Soins de santé, fonction publique, mutualités : Anders veut économiser 16,7 milliards d’euros
Alors que le gouvernement fédéral cherche entre cinq et sept milliards d’euros pour respecter ses engagements budgétaires européens, le parti libéral flamand Anders propose un plan d’économies de 16,7 milliards d’euros. Les soins de santé constituent la principale cible de cette vaste cure d’austérité.
Publié par Rédaction
Résumé de l'article
Le parti libéral flamand Anders propose un plan d’économies de 16,7 milliards d’euros, ciblant principalement les soins de santé, la fonction publique et les mutualités afin de réduire le déficit budgétaire.
Le parti libéral flamand Anders estime que l’effort budgétaire actuellement envisagé par le gouvernement fédéral est insuffisant. Alors que les discussions portent sur un ajustement compris entre cinq et sept milliards d’euros, la formation politique propose un plan beaucoup plus ambitieux visant à dégager 16,7 milliards d’euros d’économies et à ramener le déficit public à 2,63 % du PIB.
Les soins de santé au cœur des économies
La principale source d’économies identifiée par Anders concerne les dépenses de santé.
Depuis le milieu des années 1990, les dépenses de soins de santé bénéficient d’une norme de croissance qui s’ajoute à l’inflation afin d’accompagner l’augmentation des besoins médicaux. Les libéraux flamands souhaitent ramener cette norme à zéro.
Selon leurs calculs, cette seule mesure permettrait d’économiser 4,5 milliards d’euros par an. Le parti souhaite également revoir le ticket modérateur, c’est-à-dire la part du coût des consultations médicales restant à charge du patient. Celui-ci n’ayant plus été indexé depuis dix ans, Anders propose de le porter à 10 euros, ou à 5 euros pour les bénéficiaires de l’intervention majorée.
Cette mesure représenterait, selon le parti, un gain budgétaire de 2,8 milliards d’euros.
Fonction publique et mutualités également visées
Le plan prévoit également une réduction progressive des effectifs de la fonction publique.

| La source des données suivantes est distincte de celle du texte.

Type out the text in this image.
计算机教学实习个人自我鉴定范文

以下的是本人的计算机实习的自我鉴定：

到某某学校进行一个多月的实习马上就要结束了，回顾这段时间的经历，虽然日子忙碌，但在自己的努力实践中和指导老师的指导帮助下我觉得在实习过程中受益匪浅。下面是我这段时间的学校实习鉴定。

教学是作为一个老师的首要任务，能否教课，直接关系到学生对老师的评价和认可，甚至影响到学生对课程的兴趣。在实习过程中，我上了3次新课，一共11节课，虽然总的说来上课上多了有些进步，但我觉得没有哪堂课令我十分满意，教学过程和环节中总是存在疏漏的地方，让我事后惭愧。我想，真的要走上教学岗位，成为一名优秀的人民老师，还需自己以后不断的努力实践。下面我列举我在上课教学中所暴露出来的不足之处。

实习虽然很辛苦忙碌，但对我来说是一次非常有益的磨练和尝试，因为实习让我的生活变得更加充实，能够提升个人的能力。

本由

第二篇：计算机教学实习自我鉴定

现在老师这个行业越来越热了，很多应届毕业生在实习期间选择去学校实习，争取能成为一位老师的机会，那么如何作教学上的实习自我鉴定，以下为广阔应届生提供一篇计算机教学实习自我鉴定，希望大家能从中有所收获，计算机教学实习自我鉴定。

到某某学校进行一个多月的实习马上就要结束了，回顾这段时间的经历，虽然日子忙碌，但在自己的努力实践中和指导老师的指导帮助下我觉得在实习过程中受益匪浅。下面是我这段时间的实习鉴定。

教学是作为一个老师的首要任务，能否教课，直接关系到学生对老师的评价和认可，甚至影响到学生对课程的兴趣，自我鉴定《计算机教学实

Anders propose de ne remplacer qu’un fonctionnaire sur deux partant à la retraite. Selon les estimations avancées par le parti, cette mesure permettrait d’économiser un milliard d’euros d’ici 2029.
Les mutualités figurent également dans le viseur des libéraux flamands. Anders plaide pour des réductions importantes de leurs frais administratifs.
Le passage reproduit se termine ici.